Hello. This is my first post. I teach high school students with intellectual and physical disabilities. We have a basketball league, and I am trying to design something that will allow my students who use wheelchairs to shoot free throws. I have made a mock-up of my idea in PVC, and have a friend who is going to make it out of metal for me. I got my idea from a 3-person water balloon launcher. I am at the point now where I am trying to decide which color Thera Tube to use. I plan to have 4 sections of tube connecting to a fabric or leather pocket of some sort. Please, if you have the time, take a look at my pictures, and then give me your suggestions.

Important information:
My contraption is just over 4 feet long. The tubes will attach at the rear of the main vertical section, up to the front posts (18 inches), around rollers, and then back a total of 27 inches. I will be connecting it to a rockwell Jaw Stand (pictured) so I can set the correct angle.

It will have to travel a distance of 15 feet, with enough arc to go into a 10 foot high basket.
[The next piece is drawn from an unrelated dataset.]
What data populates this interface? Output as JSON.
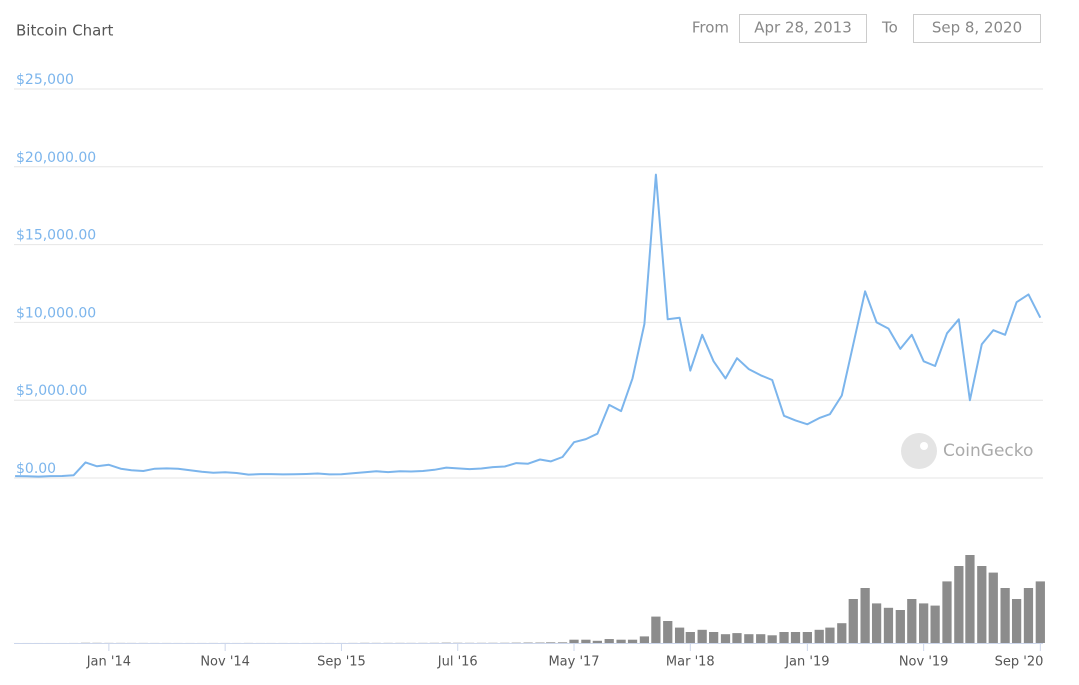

Hopefully this info helps clarify my needs.

Thanks for any help


----------



## Lacumo (Aug 18, 2013)

Welcome to SSF! PM sent regarding your inquiry. Good luck with it.


----------



## Sunchierefram (Nov 16, 2013)

Ahh Virginia, the Old Dominion State! Well anyway, welcome to the forum! I'm not sure what suggestions to give you but good luck with it!


----------